Last night, my question was answered when I ran across a news article discussing two cases involving ineffective assistance of counsel at the plea bargaining stage: Missouri v. Frye, No. 10-444, and Lafler v. Cooper, No. 10-209. While this may not seem strange to any of you, this particular article appeared on the sidebar of my South Georgia hometown newspaper’s website—hardly the proper venue for any academic legal commentary. (Sure, this may have been a coincidence, but I like to think that it’s the Phenomenon at work.) The Supreme Court of the United States heard oral arguments in both cases this morning.

In Lafler, the Sixth Circuit held that Cooper’s attorney was ineffective for convincing Cooper to reject a favorable plea bargain based on an erroneous understanding of the law. The court also ordered “specific performance” of the plea bargain, even though Cooper was later convicted at a fair trial. Here, Cooper was charged with assault with intent to murder and possession of a firearm by a felon after shooting a woman several times below the waist. Cooper was offered a plea of 51 to 85 months, but he rejected the plea offer after his attorney (wrongly) informed him that the state could not prove intent to murder since the shots were fired below the waist. Cooper was later convicted at trial and sentenced to 185 to 360 months in prison.

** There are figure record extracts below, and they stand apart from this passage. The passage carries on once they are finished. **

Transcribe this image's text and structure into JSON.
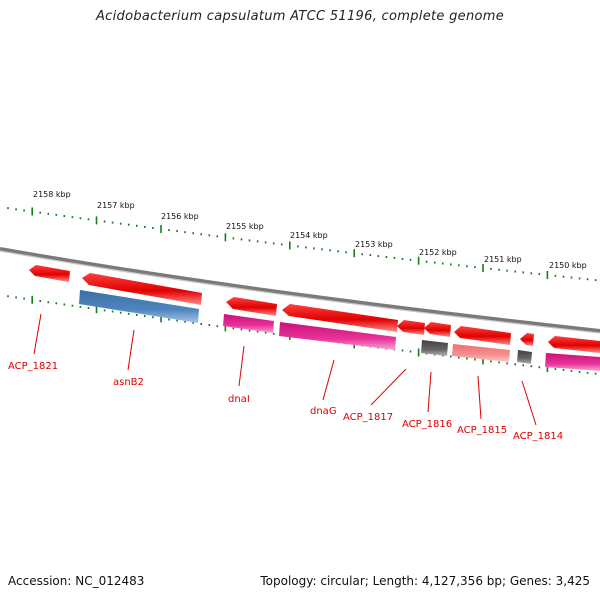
{
  "title": "Acidobacterium capsulatum ATCC 51196, complete genome",
  "footer": {
    "accession": "Accession: NC_012483",
    "summary": "Topology: circular; Length: 4,127,356 bp; Genes: 3,425"
  },
  "colors": {
    "backbone": "#808080",
    "tick_green": "#1a7a1a",
    "forward_gene": "#ff0000",
    "reverse_gene": "#ff0000",
    "cds_blue": "#4a7fb5",
    "cds_magenta": "#e0208a",
    "cds_gray": "#555555",
    "cds_pink": "#f08080",
    "label_red": "#dd0000"
  },
  "ruler": {
    "labels": [
      "2158 kbp",
      "2157 kbp",
      "2156 kbp",
      "2155 kbp",
      "2154 kbp",
      "2153 kbp",
      "2152 kbp",
      "2151 kbp",
      "2150 kbp"
    ]
  },
  "gene_labels": [
    "ACP_1821",
    "asnB2",
    "dnaI",
    "dnaG",
    "ACP_1817",
    "ACP_1816",
    "ACP_1815",
    "ACP_1814"
  ]
}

In Missouri, respondent Frye was arrested for his fourth violation of driving with a revoked license—a class D felony with a four-year maximum sentence. The prosecutor conveyed two offers to Frye’s counsel. The first choice was that Frye could plead guilty and the state would recommend three years, agree with the court if it gave probation, but would ask that ten days be served in “shock” incarceration if probation was granted. The second option would change the charge to a misdemeanor with a maximum one-year sentence, and the State would recommend a 90-day prison sentence. Rather than informing his client about the plea offers, Frye’s attorney entered an “open” guilty plea. Frye was sentenced to three years in prison.

Both cases are important to defendants and criminal defense lawyers alike because they actually address the real-world implications of the plea bargaining process. It is easy to rely on a plain reading of the Sixth Amendment and argue that because there is no constitutional right to a plea bargain, an attorney’s ineffective assistance at the plea bargaining stage does not deprive a defendant of any constitutional rights. But this argument would ignore what really happens in criminal cases. The majority of criminal charges are disposed of by plea bargains, not by trials. For many criminal defendants, a plea bargain is not only a crucial part of the process; it is the only part of the process that involves real deliberation.

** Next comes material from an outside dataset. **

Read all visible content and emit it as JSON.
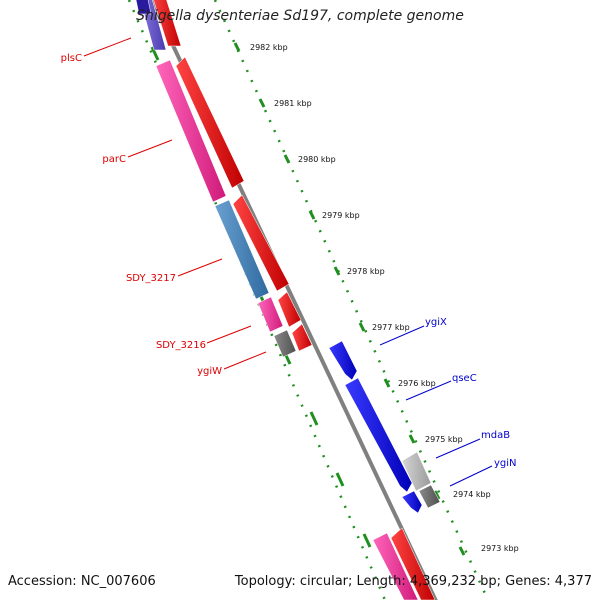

After the Court’s decision in Padilla v. Kentucky last year, I have hope that the Court will continue to recognize the real dangers of ineffective assistance of counsel at the plea bargaining stage. The second-prong of Strickland is not only met when a defendant would have insisted on going to trial had he been properly advised at the plea bargaining stage; a defendant is also prejudiced when he would have accepted a plea if he had been properly advised. If SCOTUS agrees, the opinions in Lafler and Missouri will not only change the way lawyers think about their representation during the plea bargaining process, but their whole approach to IAC claims as well.

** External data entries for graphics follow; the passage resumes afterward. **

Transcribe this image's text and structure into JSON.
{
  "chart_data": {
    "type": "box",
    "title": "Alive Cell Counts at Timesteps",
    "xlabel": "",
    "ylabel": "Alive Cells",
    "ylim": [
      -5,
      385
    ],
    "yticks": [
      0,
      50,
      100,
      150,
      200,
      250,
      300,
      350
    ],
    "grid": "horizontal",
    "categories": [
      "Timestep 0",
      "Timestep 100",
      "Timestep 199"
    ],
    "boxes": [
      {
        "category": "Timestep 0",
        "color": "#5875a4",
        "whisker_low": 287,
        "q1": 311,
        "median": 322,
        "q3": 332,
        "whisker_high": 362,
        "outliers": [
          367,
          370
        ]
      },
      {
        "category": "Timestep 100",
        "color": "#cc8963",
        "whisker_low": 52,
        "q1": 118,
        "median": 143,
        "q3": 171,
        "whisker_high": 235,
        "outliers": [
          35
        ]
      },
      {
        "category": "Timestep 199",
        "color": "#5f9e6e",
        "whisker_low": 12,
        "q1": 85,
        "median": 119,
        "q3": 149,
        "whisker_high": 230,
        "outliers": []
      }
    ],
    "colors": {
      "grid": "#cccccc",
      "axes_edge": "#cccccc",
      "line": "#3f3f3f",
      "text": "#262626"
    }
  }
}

A few months from now, my fascination with IAC at the plea bargaining stage will subside as my caseload inevitably grows and new issues occupy my mind. The issues presented in Lafler and Missouri will fade away as I am faced with unique questions and research new problems for my clients. Then, one day, I will browse my hometown newspaper’s website and see “SCOTUS Decides Bad Plea Advice Cases” on the sidebar. And the Phenomenon will begin again.